我一直在为一家SaaS公司进行同期群分析,而且我一直在使用Greg Rada's示例,我在查找群组保留时遇到了一些麻烦。
现在,我将数据框设置为:
map
到目前为止,我所做的是......
import numpy as np
from pandas import DataFrame, Series
import sys
import pandas as pd
import matplotlib.pyplot as plt
import matplotlib as mpl
pd.set_option('max_columns', 50)
mpl.rcParams['lines.linewidth'] = 2
%matplotlib inline
df = DataFrame ({
'Customer_ID': ['QWT19CLG2QQ','URL99FXP9VV','EJO15CUP4TO','ZDJ11ZPO5LX','QQW13PUF3HL','SIJ98IQH0GW','EBH36UPB2XR','BED40SMW5NQ','NYW11ZKC8WK','YLV60ERT0VT'],
'Plan_Start_Date': ['2014-01-30', '2014-03-04', '2014-01-27', '2014-02-10', '2014-01-02', '2014-04-15', '2014-05-28', '2014-05-03', '2014-02-09', '2014-06-09']

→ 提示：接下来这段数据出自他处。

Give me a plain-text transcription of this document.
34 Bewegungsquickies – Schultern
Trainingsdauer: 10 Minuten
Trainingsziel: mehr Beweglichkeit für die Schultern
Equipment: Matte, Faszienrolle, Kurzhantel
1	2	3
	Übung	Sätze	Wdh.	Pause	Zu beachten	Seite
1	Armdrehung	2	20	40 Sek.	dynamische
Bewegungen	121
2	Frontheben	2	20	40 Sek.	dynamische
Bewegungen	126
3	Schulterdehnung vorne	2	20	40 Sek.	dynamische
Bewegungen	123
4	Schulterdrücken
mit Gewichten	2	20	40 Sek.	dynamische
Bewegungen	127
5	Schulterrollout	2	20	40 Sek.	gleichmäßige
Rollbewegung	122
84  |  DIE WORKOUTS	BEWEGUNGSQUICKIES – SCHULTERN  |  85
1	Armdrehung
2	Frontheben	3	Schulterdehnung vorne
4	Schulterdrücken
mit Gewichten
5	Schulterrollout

'Plan_Cancel_Date': ['2014-09-19', '2014-10-29', '2015-01-19', '2015-01-21', '2014-08-19', '2014-08-26', '2014-10-01', '2015-01-03', '2015-01-23', '2015-09-02']
'Monthly_Pay': [14.99, 14.99, 14.99, 14.99, 29.99, 29.99, 29.99, 74.99, 74.99, 74.99]

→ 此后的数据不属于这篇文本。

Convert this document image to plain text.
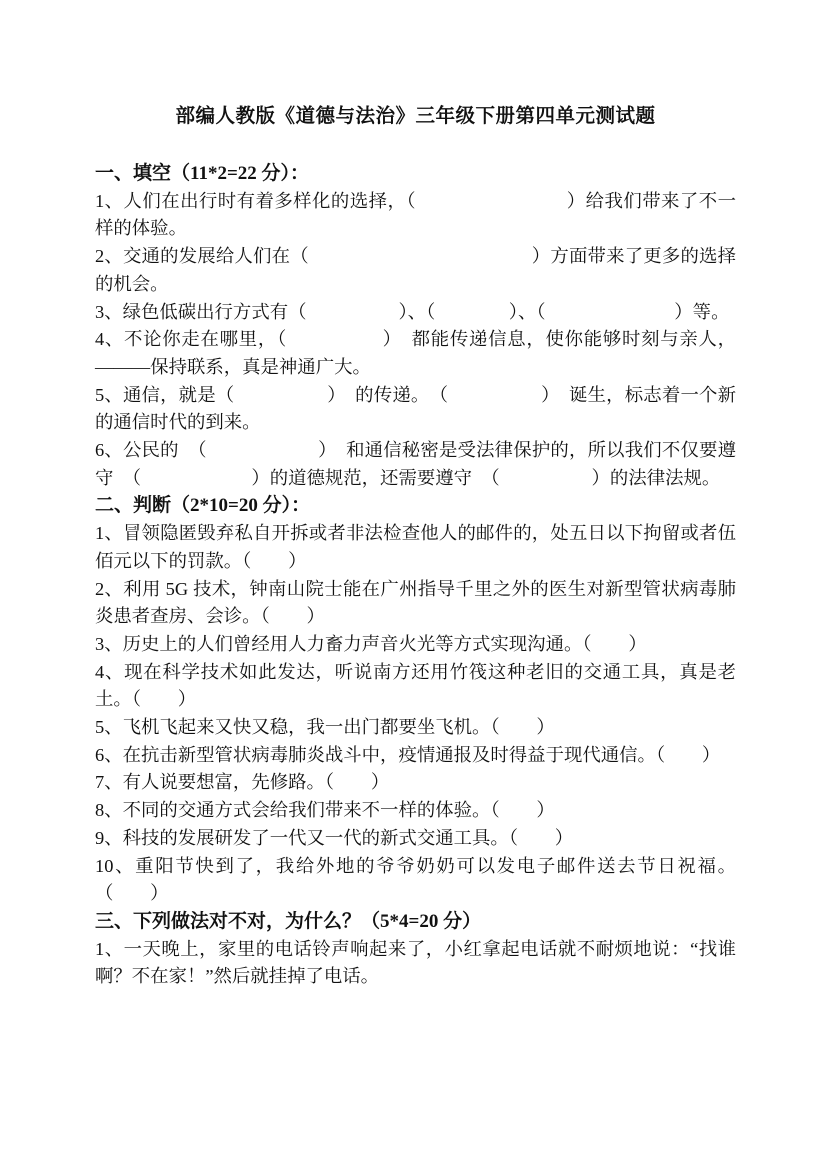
部编人教版《道德与法治》三年级下册第四单元测试题
一、填空（11*2=22 分）：

1、人们在出行时有着多样化的选择，（　　　　　　　　）给我们带来了不一样的体验。

2、交通的发展给人们在（　　　　　　　　　　　　）方面带来了更多的选择的机会。

3、绿色低碳出行方式有（　　　　　）、（　　　　）、（　　　　　　　）等。

4、不论你走在哪里，（　　　　　）　都能传递信息，使你能够时刻与亲人，———保持联系，真是神通广大。

5、通信，就是（　　　　　）　的传递。　（　　　　　）　诞生，标志着一个新的通信时代的到来。

6、公民的　（　　　　　　）　和通信秘密是受法律保护的，所以我们不仅要遵守　（　　　　　　）的道德规范，还需要遵守　（　　　　　）的法律法规。

二、判断（2*10=20 分）：

1、冒领隐匿毁弃私自开拆或者非法检查他人的邮件的，处五日以下拘留或者伍佰元以下的罚款。（　　）

2、利用 5G 技术，钟南山院士能在广州指导千里之外的医生对新型管状病毒肺炎患者查房、会诊。（　　）

3、历史上的人们曾经用人力畜力声音火光等方式实现沟通。（　　）

4、现在科学技术如此发达，听说南方还用竹筏这种老旧的交通工具，真是老土。（　　）

5、飞机飞起来又快又稳，我一出门都要坐飞机。（　　）

6、在抗击新型管状病毒肺炎战斗中，疫情通报及时得益于现代通信。（　　）

7、有人说要想富，先修路。（　　）

8、不同的交通方式会给我们带来不一样的体验。（　　）

9、科技的发展研发了一代又一代的新式交通工具。（　　）

10、重阳节快到了，我给外地的爷爷奶奶可以发电子邮件送去节日祝福。（　　）

三、下列做法对不对，为什么？（5*4=20 分）

1、一天晚上，家里的电话铃声响起来了，小红拿起电话就不耐烦地说：“找谁啊？不在家！”然后就挂掉了电话。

'Plan_ID' : [1, 1, 1, 1, 2, 2, 2, 3, 3, 3]
})
我尝试过从Plan_Start_Date创建保留列,类似于Greg构建他的方式:
df.Plan_Start_Date = pd.to_datetime(df.Plan_Start_Date)
df.Plan_Cancel_Date = pd.to_datetime(df.Plan_Cancel_Date)

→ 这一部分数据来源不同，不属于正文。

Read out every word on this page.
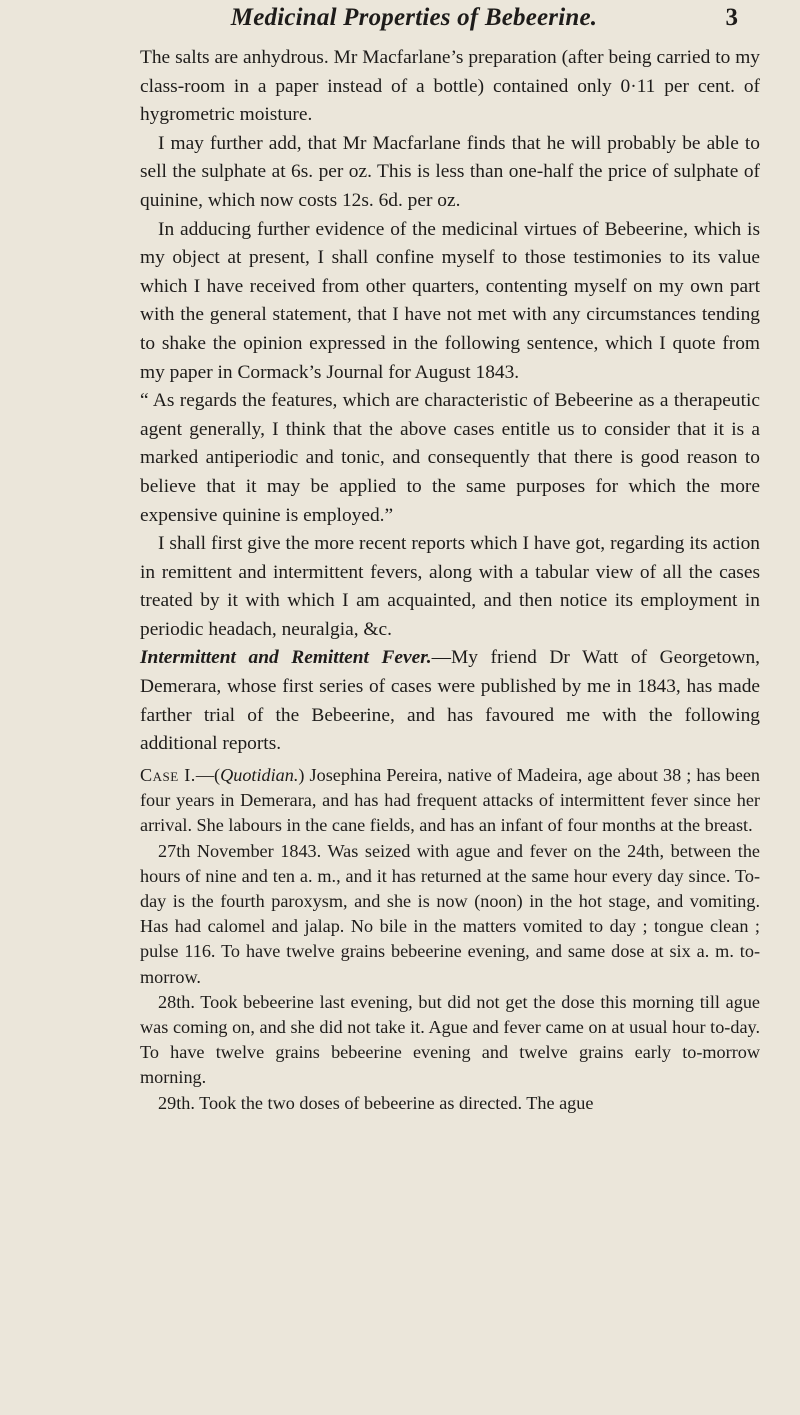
Medicinal Properties of Bebeerine.	3

The salts are anhydrous. Mr Macfarlane’s preparation (after being carried to my class-room in a paper instead of a bottle) contained only 0·11 per cent. of hygrometric moisture.

I may further add, that Mr Macfarlane finds that he will probably be able to sell the sulphate at 6s. per oz. This is less than one-half the price of sulphate of quinine, which now costs 12s. 6d. per oz.

In adducing further evidence of the medicinal virtues of Bebeerine, which is my object at present, I shall confine myself to those testimonies to its value which I have received from other quarters, contenting myself on my own part with the general statement, that I have not met with any circumstances tending to shake the opinion expressed in the following sentence, which I quote from my paper in Cormack’s Journal for August 1843.

“ As regards the features, which are characteristic of Bebeerine as a therapeutic agent generally, I think that the above cases entitle us to consider that it is a marked antiperiodic and tonic, and consequently that there is good reason to believe that it may be applied to the same purposes for which the more expensive quinine is employed.”

I shall first give the more recent reports which I have got, regarding its action in remittent and intermittent fevers, along with a tabular view of all the cases treated by it with which I am acquainted, and then notice its employment in periodic headach, neuralgia, &c.

Intermittent and Remittent Fever.—My friend Dr Watt of Georgetown, Demerara, whose first series of cases were published by me in 1843, has made farther trial of the Bebeerine, and has favoured me with the following additional reports.

Case I.—(Quotidian.) Josephina Pereira, native of Madeira, age about 38 ; has been four years in Demerara, and has had frequent attacks of intermittent fever since her arrival. She labours in the cane fields, and has an infant of four months at the breast.

27th November 1843. Was seized with ague and fever on the 24th, between the hours of nine and ten a. m., and it has returned at the same hour every day since. To-day is the fourth paroxysm, and she is now (noon) in the hot stage, and vomiting. Has had calomel and jalap. No bile in the matters vomited to day ; tongue clean ; pulse 116. To have twelve grains bebeerine evening, and same dose at six a. m. to-morrow.

28th. Took bebeerine last evening, but did not get the dose this morning till ague was coming on, and she did not take it. Ague and fever came on at usual hour to-day. To have twelve grains bebeerine evening and twelve grains early to-morrow morning.

29th. Took the two doses of bebeerine as directed. The ague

#Convert the dates from objects to datetime
df['Cohort'] = df.Plan_Start_Date.map(lambda x: x.strftime('%Y-%m'))
#Create a cohort based on the start dates month and year
df['Lifetime'] = (df.Plan_Cancel_Date.dt.year -
df.Plan_Start_Date.dt.year)*12 + (df.Plan_Cancel_Date.dt.month -
df.Plan_Start_Date.dt.month)
#calculat the total lifetime of each customer
df['Lifetime_Revenue'] = df['Monthly_Pay'] * df['Lifetime']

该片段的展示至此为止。